Early in the war effort one football writer said about the applicability of the formation of football teams with military training:
Football is a body-toughener. Football lights the fighting spark in fighting men. It develops aggressiveness, teamwork, stamina, physical and mental coordination under active stress, and therefore it holds a foremost place in our national wartime training program. Teams by the hundreds are in formation at various Army camps and posts and Navy bases. The greatest participation in the history of the sport will be entered in the records of 1942. (Eddie Dooley, The Service Teams, 1942)
Beginning in the fall of 1942, the War Department began to promote organized football exhibitions involving select teams from its military bases that played full schedules against the depleted squads of regional universities.

“List of World War II military service football teams” Wikipedia, August 2022.

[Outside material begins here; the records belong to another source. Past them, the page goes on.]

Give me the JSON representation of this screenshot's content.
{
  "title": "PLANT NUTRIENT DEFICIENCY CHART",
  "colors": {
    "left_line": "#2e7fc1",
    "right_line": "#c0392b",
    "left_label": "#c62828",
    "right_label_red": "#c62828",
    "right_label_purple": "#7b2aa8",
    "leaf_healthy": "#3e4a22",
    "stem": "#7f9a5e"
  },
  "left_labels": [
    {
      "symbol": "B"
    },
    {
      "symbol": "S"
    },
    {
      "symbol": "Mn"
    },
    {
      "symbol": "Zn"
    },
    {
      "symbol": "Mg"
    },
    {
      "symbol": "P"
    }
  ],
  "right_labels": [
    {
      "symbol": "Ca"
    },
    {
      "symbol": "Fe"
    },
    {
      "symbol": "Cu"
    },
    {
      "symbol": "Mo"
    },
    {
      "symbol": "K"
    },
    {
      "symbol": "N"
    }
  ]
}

As you might be able to read between the lines, propaganda and real circumstances were converging here. The military quickly realized that the pool of college football players: male, 18-22, peak condition, competition-minded were exactly who they wanted to enlist. If they could sweeten the deal by saying “and you can keep playing ball” that would be all the better.

This is the earliest mention I can find of Pre-Flight and football, from The Baltimore Sun on March 5, 1942:

Bernie Bierman won national championships at Minnesota in 1934, 35, 36, 40 and 41. Less than 90 days since Pearl Harbor and the two-time defending national champion coach has jumped to the military’s pre-flight school. They’re going to play some ball. This wasn’t some emergent phenomenon. The military was all-in on combining football with mobilization from the beginning. Just in case you thought the deep entwining of the military and college football was something recent.

By June 23rd there was a story headlined “Pre-Flight Teams Play” on the AP wire. It was now official: the teams from the big bases would be showcased against each other in a new “conference” and major colleges could decide to get in or not. “Lieut. Comdr. Frank H Wickhorst said today: ‘Football gives the people the same thing that war does only without guns and bayonets ,and we can’t do without it.'” Directly below that story was this one:

Hinton Daily News, June 23, 1942

1941 Clemson had been a good team, finishing third in their conference with 3 All-Conference players. But by the next summer there was barely anyone left. Lieut. Comdr. Frank Wickhorst had 1800 cadets at each pre-flight academy.

Results

1940, 14, Stanford, 5-0
1941, 16, Santa Clara, 5-1
1942, 20, UCLA, 4-1
1943, 33, March Field, 4-0
1944, 15, March Field, 2-0-1
1945, 9, USC, 4-1
1946, 14, UCLA, 5-0
1947, 10, USC, 3-0
1948, 12, California, 5-0
1949, 14, California, 5-0
1950, 25, California, 5-0-1

By the time the 1945 season began the war was over. Demobilization was official by the next year. All but a few camps stopped playing and none were at a high level. I should note here that I haven’t found anything that would help tell which camp programs were actually at the highest level (AKA “FBS”) and which weren’t. There were all kind of camp programs. St Mary’s Pre-Flight played a team called Fleet City (of Camp Shoemaker) twice in 1944. So for these purposes we are using whatever the CFBData store has in its query as the FBS teams for a given year. Since many camp programs ended up in the AP top 20 we know how highly regarded some were. The CFBD records look good enough.

The other story of the 1940s is the all time high point for Cal. They never had a run like that again. Sorry Cal. Overshadowed by history.